Read This Before Eating Another Starbucks Cake Pop

If you're a fan of cake pops in general, and of Starbucks' cake pops in particular, you might want to take a closer look at the next cake pop you consume from the coffee giant. 

Tiktok user Taylor Boullard, also known to her followers as @teabezel28, got the cake pop surprise of her life when she took apart what she thought was a pink frosted treat. "Uh that's not chocolate chips ... Starbucks what's good?" she said while displaying what looked like a vanilla cake pop covered with moldy green spots. 

The tummy turning video has been viewed 1.7 million times. "It just felt strange like the frosting just pulled off," Boullard tells Today. "I'm already sort of always skeptical of food so I just looked down and before I could even start chewing the bite I took off, I saw the mold and spit it back into my hand." The offending cake pop was purchased at a Boston airport.

Starbucks has been panned for the way it tried to make amends

Because Starbucks appears to be completely plugged into social media, it responded to Boullard's post by offering to make amends for the offending pastry. "We're concerned and want to learn more so we can make it right," Starbucks said in a comment that's captured more than 286 thousand likes (via the Daily Dot). "Please call us at 1-800-782-7282. Thank you."

But the apology and the promise of a full investigation may not be enough for Starbucks' most ardent cake pop fans to cut the brand any slack. "No. I just ate one yesterday while driving and didn't bother to look," one TikTok user said. "Now I'm all stressed." Another said, "I ate one whole like 10 minutes ago now I'm scared for my life" (via the Daily Dot).

In any case, Starbucks hasn't exactly won points for the way it tried to fix the problem. As teabezel28 later reported, the coffee giant offered her a $25 gift card for her troubles, and she returned to TikTok to talk about it. "No makeup but I don't really care here's y'all's Starbucks update I'll post screenshots too 25$ gift card," she said. Judging by teabezel28's reaction, we think this matter is far from resolved.

Starbucks had something to say about cake pops on Mother's Day

While we're still waiting for Starbucks to respond to @teabezel28 for her shocked comment about the $25 gift card, it's good to see that that the company knows how to poke a bit of fun at itself. On Mother's Day, the coffee giant used Twitter to greet moms everywhere, saying: "Cheers to the moms who can make anything better with some comforting words (and a cake pop). Happy Mother's Day." Of course, the responses depended entirely on what people's Starbucks customer experience was. 

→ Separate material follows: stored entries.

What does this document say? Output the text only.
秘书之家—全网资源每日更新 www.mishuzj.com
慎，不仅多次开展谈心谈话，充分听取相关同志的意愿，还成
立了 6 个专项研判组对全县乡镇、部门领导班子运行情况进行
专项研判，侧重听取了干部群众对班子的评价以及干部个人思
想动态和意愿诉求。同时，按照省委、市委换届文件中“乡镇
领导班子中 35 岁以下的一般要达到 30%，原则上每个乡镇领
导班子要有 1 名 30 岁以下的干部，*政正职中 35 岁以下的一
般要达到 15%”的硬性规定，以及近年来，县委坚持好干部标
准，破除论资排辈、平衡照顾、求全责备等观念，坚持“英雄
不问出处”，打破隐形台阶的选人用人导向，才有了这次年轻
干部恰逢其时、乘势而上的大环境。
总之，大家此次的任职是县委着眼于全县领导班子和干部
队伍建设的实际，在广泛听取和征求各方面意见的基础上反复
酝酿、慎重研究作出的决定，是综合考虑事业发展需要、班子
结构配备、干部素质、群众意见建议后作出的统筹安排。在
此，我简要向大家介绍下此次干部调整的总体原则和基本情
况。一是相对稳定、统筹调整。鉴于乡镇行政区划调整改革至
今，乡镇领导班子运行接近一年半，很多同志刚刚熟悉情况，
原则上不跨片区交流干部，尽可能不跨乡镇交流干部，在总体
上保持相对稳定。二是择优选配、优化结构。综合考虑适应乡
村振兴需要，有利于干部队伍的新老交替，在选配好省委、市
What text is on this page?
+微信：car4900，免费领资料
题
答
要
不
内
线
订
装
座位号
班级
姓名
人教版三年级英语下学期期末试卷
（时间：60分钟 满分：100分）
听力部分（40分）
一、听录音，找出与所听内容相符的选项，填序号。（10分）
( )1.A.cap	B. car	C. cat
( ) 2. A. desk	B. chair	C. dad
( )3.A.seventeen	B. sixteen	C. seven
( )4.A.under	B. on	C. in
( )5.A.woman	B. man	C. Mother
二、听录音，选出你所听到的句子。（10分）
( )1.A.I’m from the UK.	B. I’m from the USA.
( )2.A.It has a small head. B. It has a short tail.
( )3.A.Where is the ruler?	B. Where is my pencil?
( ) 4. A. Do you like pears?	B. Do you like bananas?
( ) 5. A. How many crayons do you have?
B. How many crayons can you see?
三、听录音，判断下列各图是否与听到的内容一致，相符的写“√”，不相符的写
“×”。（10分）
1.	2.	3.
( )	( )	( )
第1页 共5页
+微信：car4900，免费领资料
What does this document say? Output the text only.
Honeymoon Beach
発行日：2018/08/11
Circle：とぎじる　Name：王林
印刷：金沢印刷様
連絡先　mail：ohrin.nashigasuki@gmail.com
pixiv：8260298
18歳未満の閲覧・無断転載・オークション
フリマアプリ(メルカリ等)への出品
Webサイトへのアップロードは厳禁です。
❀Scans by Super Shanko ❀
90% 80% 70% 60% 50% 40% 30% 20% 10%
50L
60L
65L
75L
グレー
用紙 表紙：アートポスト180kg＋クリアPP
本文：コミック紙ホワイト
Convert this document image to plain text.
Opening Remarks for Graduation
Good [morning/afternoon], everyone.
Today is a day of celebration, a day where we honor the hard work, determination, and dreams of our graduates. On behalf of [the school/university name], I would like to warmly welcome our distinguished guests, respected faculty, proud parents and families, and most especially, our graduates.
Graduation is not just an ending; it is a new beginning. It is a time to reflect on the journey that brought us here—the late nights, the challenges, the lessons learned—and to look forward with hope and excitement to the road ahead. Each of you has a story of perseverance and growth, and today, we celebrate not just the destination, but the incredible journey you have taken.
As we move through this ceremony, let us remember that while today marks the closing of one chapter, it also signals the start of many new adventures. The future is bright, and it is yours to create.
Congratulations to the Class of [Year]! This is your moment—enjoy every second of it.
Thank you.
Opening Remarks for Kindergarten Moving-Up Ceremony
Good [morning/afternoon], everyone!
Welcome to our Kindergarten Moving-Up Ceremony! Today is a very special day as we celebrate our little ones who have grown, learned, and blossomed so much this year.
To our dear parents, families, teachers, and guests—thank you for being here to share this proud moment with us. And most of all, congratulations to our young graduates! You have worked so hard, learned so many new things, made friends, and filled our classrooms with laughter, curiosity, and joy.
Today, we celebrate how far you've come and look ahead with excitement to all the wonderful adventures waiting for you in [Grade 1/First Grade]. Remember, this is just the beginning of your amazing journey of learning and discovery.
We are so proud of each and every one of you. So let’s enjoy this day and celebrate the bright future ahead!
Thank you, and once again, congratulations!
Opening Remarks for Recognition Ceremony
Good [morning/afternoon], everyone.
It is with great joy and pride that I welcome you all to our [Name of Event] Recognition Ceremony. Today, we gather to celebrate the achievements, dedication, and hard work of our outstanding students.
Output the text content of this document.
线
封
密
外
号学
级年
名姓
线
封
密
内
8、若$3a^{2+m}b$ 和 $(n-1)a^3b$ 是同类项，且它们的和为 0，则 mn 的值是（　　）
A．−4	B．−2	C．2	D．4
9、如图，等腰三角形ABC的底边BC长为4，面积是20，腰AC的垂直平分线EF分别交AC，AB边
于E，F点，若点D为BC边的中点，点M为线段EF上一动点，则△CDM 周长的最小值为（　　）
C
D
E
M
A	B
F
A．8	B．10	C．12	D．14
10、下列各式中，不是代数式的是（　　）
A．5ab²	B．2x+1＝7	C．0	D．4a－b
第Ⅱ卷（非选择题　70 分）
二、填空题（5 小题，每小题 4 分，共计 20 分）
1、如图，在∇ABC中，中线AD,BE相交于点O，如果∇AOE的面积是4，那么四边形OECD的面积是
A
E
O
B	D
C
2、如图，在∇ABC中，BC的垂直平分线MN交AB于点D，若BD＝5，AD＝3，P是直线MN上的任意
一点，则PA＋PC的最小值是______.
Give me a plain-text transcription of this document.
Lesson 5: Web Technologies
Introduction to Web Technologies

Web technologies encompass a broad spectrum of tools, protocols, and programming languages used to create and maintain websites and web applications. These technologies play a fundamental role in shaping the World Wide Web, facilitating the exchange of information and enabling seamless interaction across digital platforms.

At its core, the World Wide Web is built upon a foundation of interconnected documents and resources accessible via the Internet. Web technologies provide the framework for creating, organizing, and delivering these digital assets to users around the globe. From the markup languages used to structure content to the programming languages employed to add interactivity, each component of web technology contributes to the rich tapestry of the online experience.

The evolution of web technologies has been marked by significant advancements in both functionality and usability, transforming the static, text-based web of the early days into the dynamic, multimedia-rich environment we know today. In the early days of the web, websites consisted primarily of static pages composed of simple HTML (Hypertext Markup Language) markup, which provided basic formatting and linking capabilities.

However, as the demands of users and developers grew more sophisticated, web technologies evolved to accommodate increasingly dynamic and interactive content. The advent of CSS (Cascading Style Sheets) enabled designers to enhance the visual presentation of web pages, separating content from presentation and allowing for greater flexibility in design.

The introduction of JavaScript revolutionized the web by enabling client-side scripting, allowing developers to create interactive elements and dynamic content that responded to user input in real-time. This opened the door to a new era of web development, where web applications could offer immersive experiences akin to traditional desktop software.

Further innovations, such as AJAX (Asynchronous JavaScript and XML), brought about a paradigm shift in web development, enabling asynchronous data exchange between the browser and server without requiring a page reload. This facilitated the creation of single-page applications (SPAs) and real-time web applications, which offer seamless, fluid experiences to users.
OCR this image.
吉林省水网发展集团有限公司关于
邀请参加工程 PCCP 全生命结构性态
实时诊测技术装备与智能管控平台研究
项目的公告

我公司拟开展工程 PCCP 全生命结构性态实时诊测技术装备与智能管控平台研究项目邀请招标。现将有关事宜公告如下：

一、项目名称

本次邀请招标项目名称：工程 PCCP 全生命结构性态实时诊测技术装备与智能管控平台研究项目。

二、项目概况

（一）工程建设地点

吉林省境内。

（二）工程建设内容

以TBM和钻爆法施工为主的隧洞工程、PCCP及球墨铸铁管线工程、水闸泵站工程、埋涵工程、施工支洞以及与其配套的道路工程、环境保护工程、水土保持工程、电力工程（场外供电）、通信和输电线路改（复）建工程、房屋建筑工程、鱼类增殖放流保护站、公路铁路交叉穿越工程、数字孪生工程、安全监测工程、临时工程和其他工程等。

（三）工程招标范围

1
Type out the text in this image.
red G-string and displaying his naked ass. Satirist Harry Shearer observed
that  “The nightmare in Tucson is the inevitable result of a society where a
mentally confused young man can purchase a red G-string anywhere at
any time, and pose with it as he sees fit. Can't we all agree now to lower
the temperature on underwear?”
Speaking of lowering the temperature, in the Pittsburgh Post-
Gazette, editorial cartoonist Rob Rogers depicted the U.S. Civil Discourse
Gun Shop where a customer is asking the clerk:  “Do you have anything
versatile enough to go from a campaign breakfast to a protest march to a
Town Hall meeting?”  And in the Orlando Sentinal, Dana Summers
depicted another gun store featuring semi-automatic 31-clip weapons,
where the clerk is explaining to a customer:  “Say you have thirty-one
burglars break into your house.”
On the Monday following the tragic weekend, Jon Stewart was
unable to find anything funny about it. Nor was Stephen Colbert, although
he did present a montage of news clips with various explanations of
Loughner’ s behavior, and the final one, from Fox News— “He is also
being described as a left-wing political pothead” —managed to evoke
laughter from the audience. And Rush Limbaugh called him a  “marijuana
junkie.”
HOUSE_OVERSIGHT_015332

One Twitter user shared a photo of what looked like a spare part at the bottom of a coffee cup, saying: "Cheers for having my mom around today, this is what she got in her Starbucks Latte last year. Mgr said it fell in while brewing. That's what really happened? Still waiting for proper compensation." Others took to social media with the claim that the coffee giant might have had a tech glitch that kept customers from sending gift cards via iMessage, even if they'd already been charged (via Twitter). 

The moldy cake pop didn't curb appetites for the Starbucks product

Still, there were others who either didn't get the memo on the cake pop — or might have chosen to ignore the mold issue altogether — because their Starbucks cake pop complaints were of a different nature altogether. One Twitter user wailed: "but...there are no more cake pops anymore and our kids are not happy and our days are ruined!!!!" Another painted a "what if" scenario, saying "What if you went to @Starbucks to get said cake pop... and also ordered a brownie and a muffin for my wife and when you got home there was no Mother's Day brownie which was one of the main reasons for going to Starbucks in the first place." A third said: "Thanks but please restock cake pops in Pittsburgh. All stores have been sold out of the birthday one for weeks."

These complaints might shed some light on how the alleged moldy cake pop came to be. It appears Starbucks has been experiencing supply shortages and disruptions for important supplies, from cups to syrups and baked goods thanks to the COVID-19 pandemic (via Business Insider). And while most Starbucks locations are good about getting rid of products close to (or just hitting) their best by dates, this one could have slipped through the cracks (via Daily Dot). We're hoping that was a one-off.